His Honour found that it was plain that Baxter's relatively high item-by-item bids were intended to secure acceptance of their bundled bids for SF products and PD products. They were meant to convey the message that favourable prices for SF products in the bundled bids were conditional upon acceptance of the bundled proposal, and that it would be uneconomic for any of the states separately to acquire the SF products from Baxter.

The effect of the contravening conduct was to put other competitors in the PD products market out of the opportunity to fully participate in that market, or to secure any significant share of that market, during the period of the respective contracts (ranging from four years to six years).
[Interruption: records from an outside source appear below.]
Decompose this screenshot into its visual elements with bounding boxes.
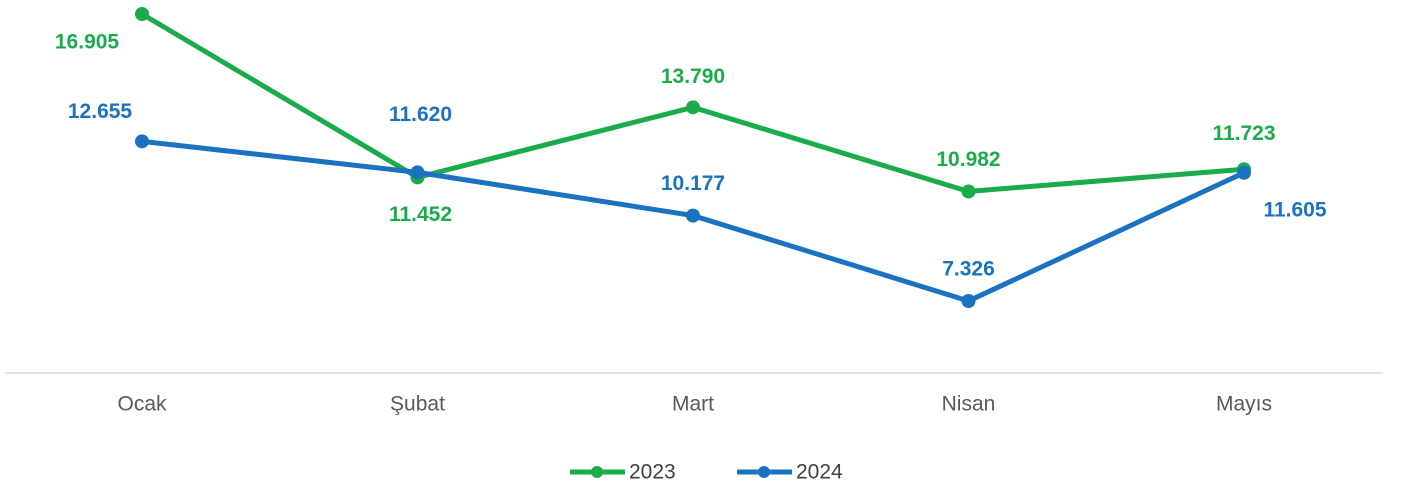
legend-label: 2024	[796, 461, 843, 484]
data-point	[961, 184, 976, 199]
data-label: 11.452	[389, 203, 452, 226]
data-point	[686, 100, 700, 115]
data-point	[961, 294, 976, 308]
data-label: 11.723	[1212, 122, 1275, 145]
data-label: 10.982	[936, 148, 1000, 171]
legend-marker	[591, 466, 603, 478]
data-point	[135, 7, 149, 21]
legend-label: 2023	[629, 461, 676, 484]
x-tick-label: Şubat	[390, 393, 445, 416]
data-label: 16.905	[55, 31, 120, 54]
data-point	[686, 208, 700, 223]
data-label: 10.177	[661, 172, 725, 195]
data-label: 11.620	[389, 103, 452, 126]
x-tick-label: Ocak	[117, 393, 167, 416]
legend-marker	[758, 466, 770, 478]
data-label: 7.326	[942, 258, 995, 281]
data-point	[1237, 165, 1251, 180]
data-label: 13.790	[661, 65, 725, 88]
data-label: 11.605	[1263, 198, 1326, 221]
data-point	[410, 165, 425, 180]
data-point	[135, 134, 149, 149]
x-tick-label: Mart	[672, 393, 714, 416]
x-tick-label: Nisan	[942, 393, 996, 416]
data-label: 12.655	[68, 100, 133, 123]
x-tick-label: Mayıs	[1216, 393, 1272, 416]
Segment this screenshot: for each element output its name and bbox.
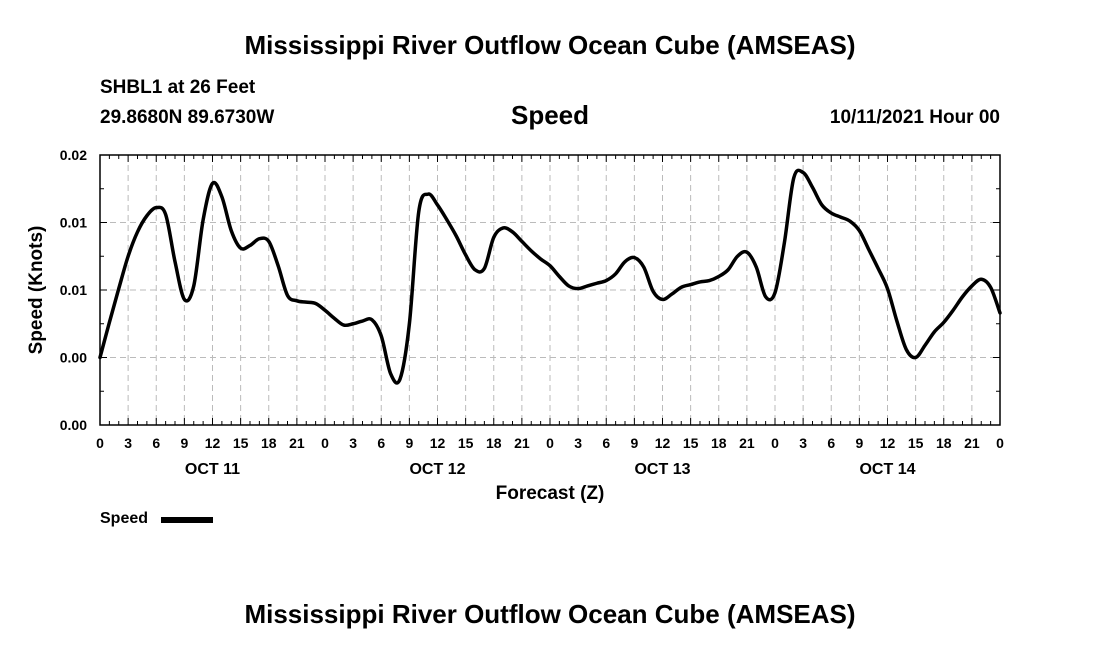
- y-axis-label: Speed (Knots): [26, 226, 47, 355]
- legend-line-swatch: [161, 517, 213, 523]
- x-tick-label: 0: [996, 435, 1004, 451]
- legend-label: Speed: [100, 510, 149, 527]
- x-tick-label: 12: [880, 435, 896, 451]
- station-coordinates: 29.8680N 89.6730W: [100, 107, 275, 128]
- x-tick-label: 9: [630, 435, 638, 451]
- x-tick-label: 15: [683, 435, 699, 451]
- y-tick-label: 0.01: [60, 282, 87, 298]
- x-tick-label: 3: [799, 435, 807, 451]
- x-tick-label: 18: [711, 435, 727, 451]
- x-tick-label: 6: [827, 435, 835, 451]
- station-label: SHBL1 at 26 Feet: [100, 77, 256, 98]
- axes: 0 3 6 9 12 15 18 21 0 3 6 9 12 15 18 21 0 3 6 9 12 15 18 21 0 3 6 9…: [60, 147, 1004, 478]
- x-tick-label: 15: [233, 435, 249, 451]
- y-tick-label: 0.01: [60, 215, 87, 231]
- x-tick-label: 6: [152, 435, 160, 451]
- y-tick-label: 0.02: [60, 147, 87, 163]
- chart-main-title: Mississippi River Outflow Ocean Cube (AM…: [244, 30, 856, 60]
- x-tick-label: 12: [430, 435, 446, 451]
- x-axis-label: Forecast (Z): [495, 483, 605, 504]
- series-line-speed: [98, 168, 1002, 385]
- x-tick-label: 0: [771, 435, 779, 451]
- x-tick-label: 21: [289, 435, 305, 451]
- x-tick-label: 12: [205, 435, 221, 451]
- x-tick-label: 18: [936, 435, 952, 451]
- x-date-label: OCT 12: [409, 461, 465, 478]
- x-tick-label: 18: [486, 435, 502, 451]
- y-tick-label: 0.00: [60, 417, 87, 433]
- gridlines: [100, 155, 1000, 425]
- x-tick-label: 21: [964, 435, 980, 451]
- x-tick-label: 0: [96, 435, 104, 451]
- x-tick-label: 6: [377, 435, 385, 451]
- x-tick-label: 15: [908, 435, 924, 451]
- x-tick-label: 9: [180, 435, 188, 451]
- x-date-label: OCT 11: [185, 461, 240, 478]
- x-tick-label: 12: [655, 435, 671, 451]
- x-tick-label: 9: [405, 435, 413, 451]
- x-tick-label: 9: [855, 435, 863, 451]
- series-layer: [98, 168, 1002, 385]
- x-tick-label: 0: [321, 435, 329, 451]
- x-tick-label: 3: [574, 435, 582, 451]
- forecast-datetime: 10/11/2021 Hour 00: [829, 107, 1000, 128]
- x-date-label: OCT 13: [634, 461, 690, 478]
- x-tick-label: 3: [349, 435, 357, 451]
- y-tick-label: 0.00: [60, 350, 87, 366]
- x-tick-label: 15: [458, 435, 474, 451]
- x-tick-label: 21: [514, 435, 530, 451]
- x-tick-label: 18: [261, 435, 277, 451]
- x-tick-label: 6: [602, 435, 610, 451]
- x-tick-label: 3: [124, 435, 132, 451]
- chart-footer-title: Mississippi River Outflow Ocean Cube (AM…: [244, 599, 856, 629]
- x-date-label: OCT 14: [859, 461, 915, 478]
- variable-title: Speed: [510, 100, 590, 130]
- x-tick-label: 21: [739, 435, 755, 451]
- x-tick-label: 0: [546, 435, 554, 451]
While his Honour did accept that Baxter's purpose in engaging in the impugned conduct was not directly to cause any of its competitors to drop out of the PD products market, or to prevent or hinder those competitors from tendering for the contracts, its purpose was to engage in the contravening conduct to secure agreements for a lengthy period of time for the almost exclusive supply of PD products to the states and so to hold and secure its market share.

His Honour ordered Baxter to pay $4.9 million, both as a significant signal to the community that those engaging in such conduct as has been found against Baxter will be vulnerable to very significant pecuniary penalties, and to impress upon Baxter the consequences of its contravening conduct, so that it is discouraged from engaging in that conduct in the future.


This matter highlights a number of issues relating to both private sector and government procurement, particularly in relation to the potential for anti-competitive conduct in a tender process to amount to a breach of the TPA. This can be done, as it was here, by bundling, but other possible examples may include market sharing, price-fixing agreements, exclusive dealing, collusive conduct, third-line forcing and bid rigging. As seen in this case, this can have considerable financial consequences on the contravening party.

As the doctrine of derivative Crown immunity has been substantially qualified by this case, businesses engaging in procurement activities with government entities need to be vigilant to ensure compliance with the TPA (and equivalent state Fair Trading Acts) and, in particular, businesses should give careful consideration to the implications of offering discounts for the supply of products on an exclusive basis.